Enxaqueca: 70% dos pacientes sofrem com aumento da frequência urinária

Aumento da frequência urinária também pode ser um preditivo de crises de dor de cabeça

A enxaqueca envolve, definitivamente, muito mais do que dores de cabeça frequentes. Tontura, vertigem, sensibilidade à luz, sons e cheiros, irritabilidade e falta de concentração são os mais falados. Mas um sintoma que também pode aparecer – e não é tão raro – é o aumento da frequência urinária.

“Esse sintoma pode surgir durante todas as fases de crise, mas em pacientes com a doença crônica pode apresentar essa característica de forma constante. Mesmo sem dor de cabeça intensa, o sistema nervoso autônomo pode estar envolvido e gerar sintomas urinários, geralmente de polaciúria, caracterizado por aumento do número de micções com diminuição do volume da urina, ou seja, urinar pouca quantidade muitas vezes ao dia”, explica o Tiago de Paula, médico neurologista especialista em Cefaleia pela Escola Paulista de Medicina (EPM/UNIFESP), membro da International Headache Society (IHS) e da Sociedade Brasileira de Cefaleia (SBC). O médico apresentou, em setembro, uma pesquisa no Congresso Internacional de Cefaleia que mostra que 70,4% (569 pessoas) de um universo de 808 pacientes brasileiros relataram sofrer com aumento da frequência urinária.
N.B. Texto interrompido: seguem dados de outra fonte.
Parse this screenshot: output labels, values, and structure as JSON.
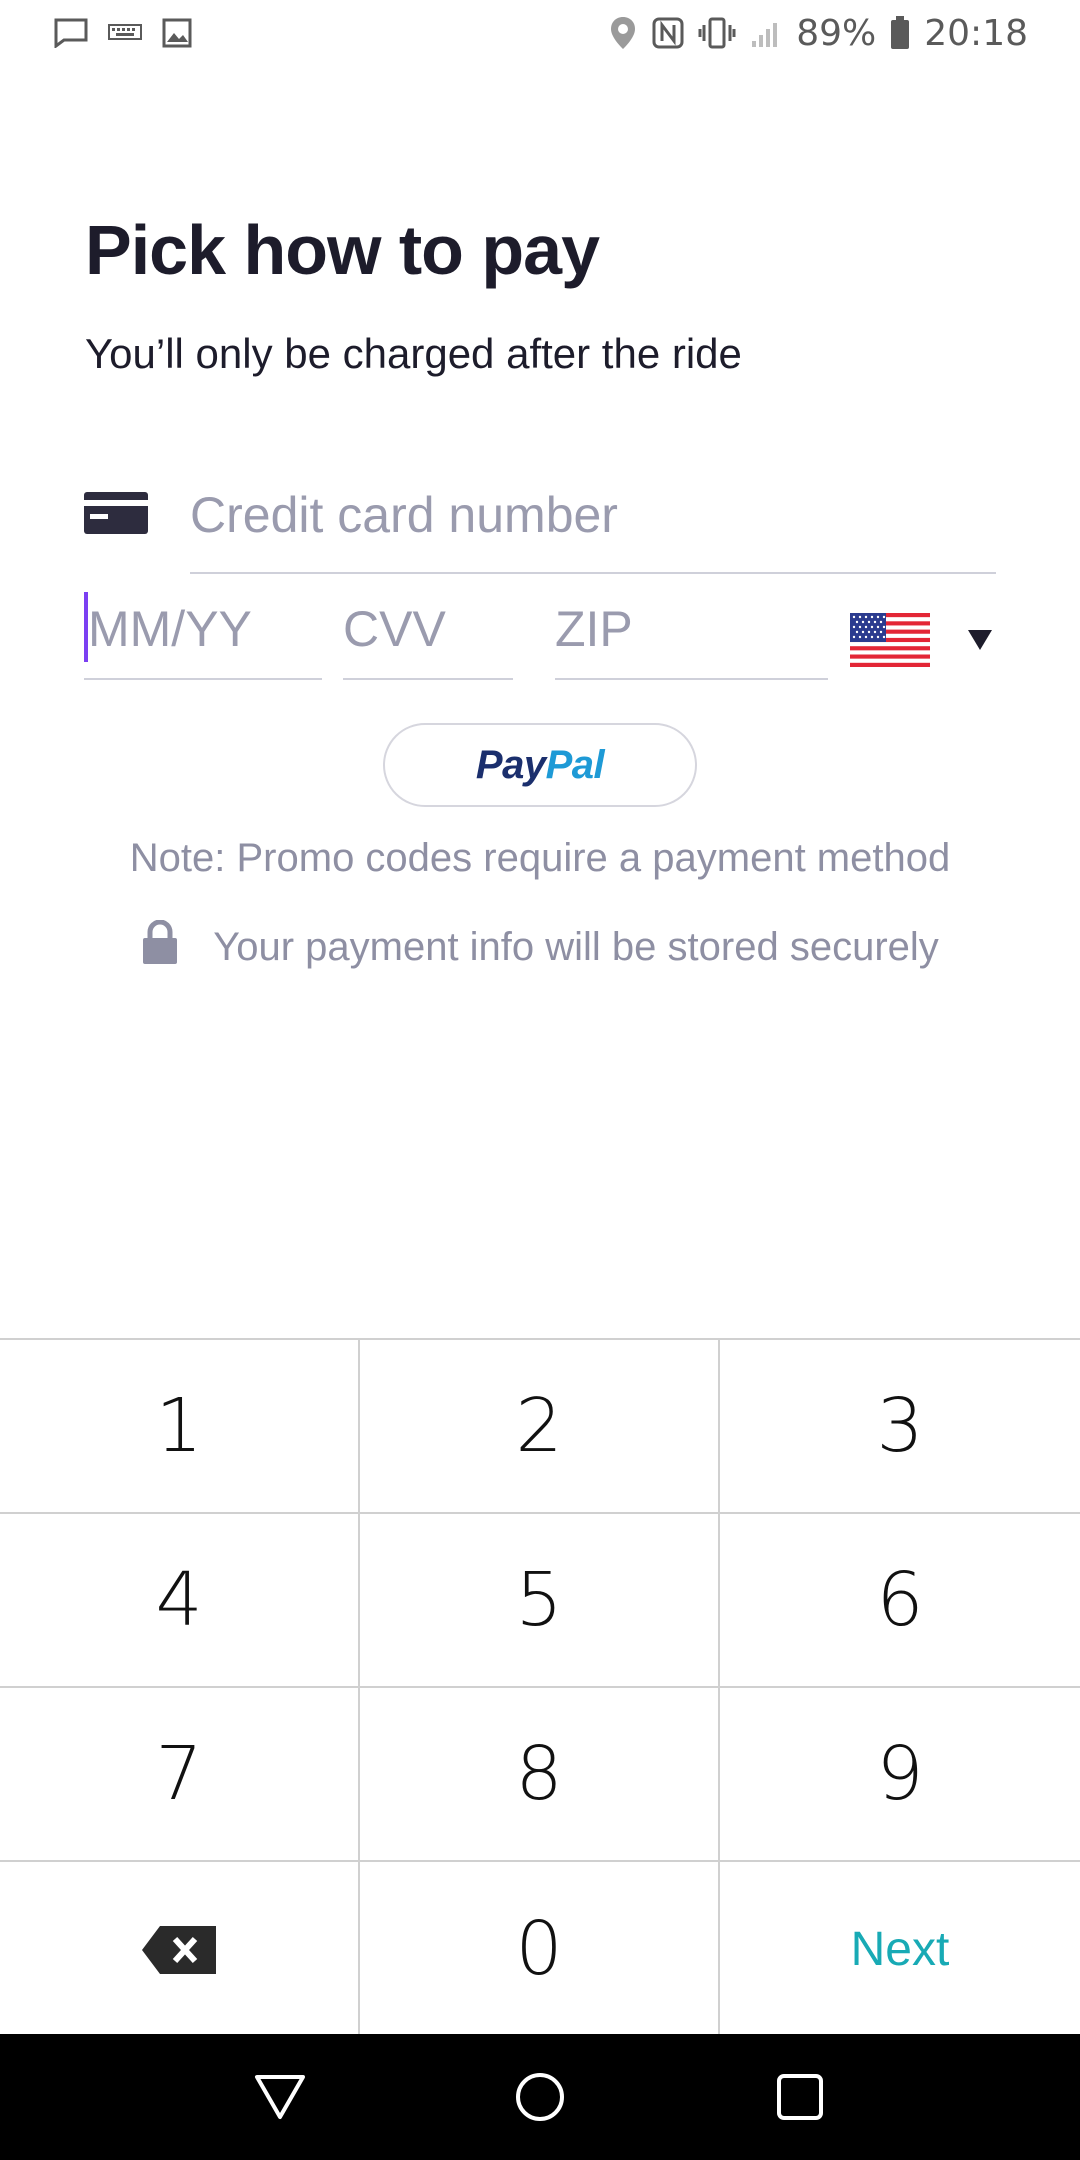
{
  "status_bar": {
    "battery": "89%",
    "time": "20:18",
    "icons_left": [
      "message-icon",
      "keyboard-icon",
      "image-icon"
    ],
    "icons_right": [
      "location-icon",
      "nfc-icon",
      "vibrate-icon",
      "signal-icon",
      "battery-icon"
    ]
  },
  "header": {
    "title": "Pick how to pay",
    "subtitle": "You’ll only be charged after the ride"
  },
  "form": {
    "card_number": {
      "placeholder": "Credit card number",
      "value": ""
    },
    "expiry": {
      "placeholder": "MM/YY",
      "value": ""
    },
    "cvv": {
      "placeholder": "CVV",
      "value": ""
    },
    "zip": {
      "placeholder": "ZIP",
      "value": ""
    },
    "country": {
      "selected": "us-flag-icon"
    }
  },
  "paypal": {
    "label_part1": "Pay",
    "label_part2": "Pal"
  },
  "note": "Note: Promo codes require a payment method",
  "secure_text": "Your payment info will be stored securely",
  "keypad": {
    "keys": [
      "1",
      "2",
      "3",
      "4",
      "5",
      "6",
      "7",
      "8",
      "9"
    ],
    "zero": "0",
    "next_label": "Next"
  },
  "colors": {
    "text_dark": "#1d1c2b",
    "placeholder": "#9a9bae",
    "caret": "#7b3ff2",
    "next": "#18aab5",
    "paypal_dark": "#1b2f6d",
    "paypal_light": "#1e9ad6"
  }
}
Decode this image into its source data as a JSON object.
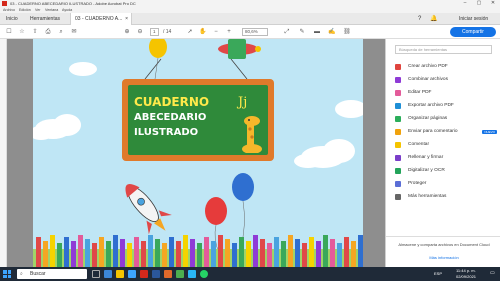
{
  "window": {
    "title": "03 - CUADERNO ABECEDARIO ILUSTRADO - Adobe Acrobat Pro DC",
    "menu": [
      "Archivo",
      "Edición",
      "Ver",
      "Ventana",
      "Ayuda"
    ]
  },
  "tabs": {
    "items": [
      "Inicio",
      "Herramientas",
      "03 - CUADERNO A..."
    ],
    "close": "×",
    "signin": "Iniciar sesión"
  },
  "toolbar": {
    "page_current": "1",
    "page_total": "/ 14",
    "zoom": "80,6%",
    "share_label": "Compartir"
  },
  "document": {
    "board_line1": "CUADERNO",
    "board_line2": "ABECEDARIO",
    "board_line3": "ILUSTRADO",
    "board_letters": "Jj",
    "colors": {
      "sky": "#bfe6f5",
      "board_frame": "#e07a2b",
      "board_green": "#2f8a3a"
    }
  },
  "panel": {
    "search_placeholder": "Búsqueda de herramientas",
    "tools": [
      {
        "label": "Crear archivo PDF",
        "color": "#e0443e"
      },
      {
        "label": "Combinar archivos",
        "color": "#8f3bd6"
      },
      {
        "label": "Editar PDF",
        "color": "#e35b9a"
      },
      {
        "label": "Exportar archivo PDF",
        "color": "#1f8fd6"
      },
      {
        "label": "Organizar páginas",
        "color": "#2cae5b"
      },
      {
        "label": "Enviar para comentario",
        "color": "#f0a20c",
        "badge": "NUEVO"
      },
      {
        "label": "Comentar",
        "color": "#f5c400"
      },
      {
        "label": "Rellenar y firmar",
        "color": "#7a3ec9"
      },
      {
        "label": "Digitalizar y OCR",
        "color": "#23a45a"
      },
      {
        "label": "Proteger",
        "color": "#5b6ed6"
      },
      {
        "label": "Más herramientas",
        "color": "#666666"
      }
    ],
    "footer_text": "Almacene y comparta archivos en Document Cloud",
    "footer_link": "Más información"
  },
  "taskbar": {
    "search": "Buscar",
    "time": "11:44 p. m.",
    "date": "02/09/2021",
    "lang": "ESP"
  }
}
Mais comum nas mulheres: a dor e os sintomas

Dos pacientes com aumento da frequência urinária, 506 eram mulheres e 63 homens. “A enxaqueca, de forma geral, é mais comum em mulheres (3:1 em relação aos homens), o que faz com que sintomas associados — como alterações urinárias — também apareçam mais nas mulheres, mas não necessariamente por causa de diferenças na bexiga em si. Hormônios como o estrogênio influenciam tanto o limiar de dor quanto o funcionamento do sistema nervoso autônomo, o que pode explicar maior sensibilidade e prevalência dos sintomas em mulheres”, completa o médico.
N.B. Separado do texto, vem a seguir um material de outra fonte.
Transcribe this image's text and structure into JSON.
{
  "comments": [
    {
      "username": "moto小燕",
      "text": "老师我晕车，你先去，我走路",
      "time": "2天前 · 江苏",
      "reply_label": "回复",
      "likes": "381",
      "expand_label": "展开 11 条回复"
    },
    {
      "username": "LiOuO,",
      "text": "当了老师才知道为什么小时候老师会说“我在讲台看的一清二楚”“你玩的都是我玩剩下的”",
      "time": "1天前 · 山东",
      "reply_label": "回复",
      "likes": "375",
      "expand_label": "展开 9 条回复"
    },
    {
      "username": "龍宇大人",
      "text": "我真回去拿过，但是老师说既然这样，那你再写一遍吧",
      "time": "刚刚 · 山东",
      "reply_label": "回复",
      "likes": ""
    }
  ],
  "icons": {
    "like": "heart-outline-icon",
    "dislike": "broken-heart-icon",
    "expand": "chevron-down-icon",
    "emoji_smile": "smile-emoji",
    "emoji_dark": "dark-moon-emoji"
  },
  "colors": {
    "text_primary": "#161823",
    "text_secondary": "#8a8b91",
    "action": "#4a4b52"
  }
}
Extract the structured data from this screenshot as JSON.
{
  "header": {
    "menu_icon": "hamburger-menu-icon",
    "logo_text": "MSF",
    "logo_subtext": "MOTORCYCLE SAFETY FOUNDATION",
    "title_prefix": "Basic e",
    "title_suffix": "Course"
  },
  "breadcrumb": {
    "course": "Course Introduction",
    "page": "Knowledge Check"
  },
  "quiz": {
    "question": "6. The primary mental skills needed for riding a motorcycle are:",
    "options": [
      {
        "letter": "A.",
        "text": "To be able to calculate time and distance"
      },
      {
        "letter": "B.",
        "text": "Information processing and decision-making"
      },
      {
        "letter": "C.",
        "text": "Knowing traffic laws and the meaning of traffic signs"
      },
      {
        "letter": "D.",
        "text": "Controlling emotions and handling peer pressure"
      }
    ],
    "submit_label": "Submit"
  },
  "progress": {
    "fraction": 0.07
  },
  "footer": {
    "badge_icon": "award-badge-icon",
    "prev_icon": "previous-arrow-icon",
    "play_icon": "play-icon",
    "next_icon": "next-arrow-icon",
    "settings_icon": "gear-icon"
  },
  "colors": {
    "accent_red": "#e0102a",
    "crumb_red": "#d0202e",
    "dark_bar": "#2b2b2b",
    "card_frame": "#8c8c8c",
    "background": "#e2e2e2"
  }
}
“O aumento da frequência urinária pode servir como sinal preditivo de uma crise de enxaqueca, pródromo (primeira fase da enxaqueca) em muitos pacientes. Isso está cada vez mais relacionado a um sintoma da própria doença. Em paciente com a doença crônica, ele aparece independentemente do paciente estar apresentando uma crise de dor intensa”, explica o Tiago de Paula.

O que o estudo diz sobre a enxaqueca e a frequência urinária?
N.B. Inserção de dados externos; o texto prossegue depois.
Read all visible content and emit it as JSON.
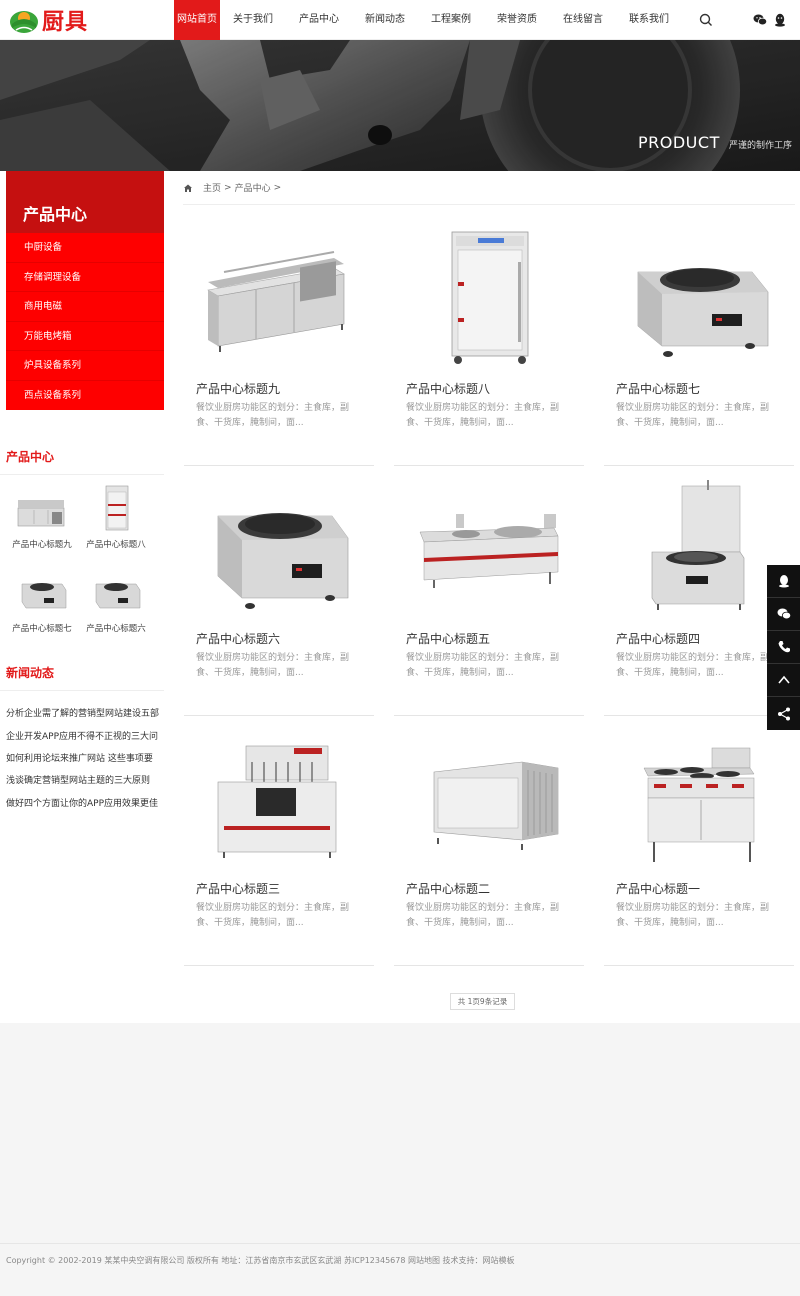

Mas o que explica essa relação? Segundo o médico, tanto a enxaqueca quanto a bexiga hiperativa estão ligadas a uma disfunção do sistema nervoso autônomo, que regula funções involuntárias do corpo. “É por isso que, durante crises de enxaqueca, alterações na comunicação cerebral podem causar um aumento na sensibilidade das vias nervosas que controlam a bexiga, resultando em urgência urinária ou aumento da frequência.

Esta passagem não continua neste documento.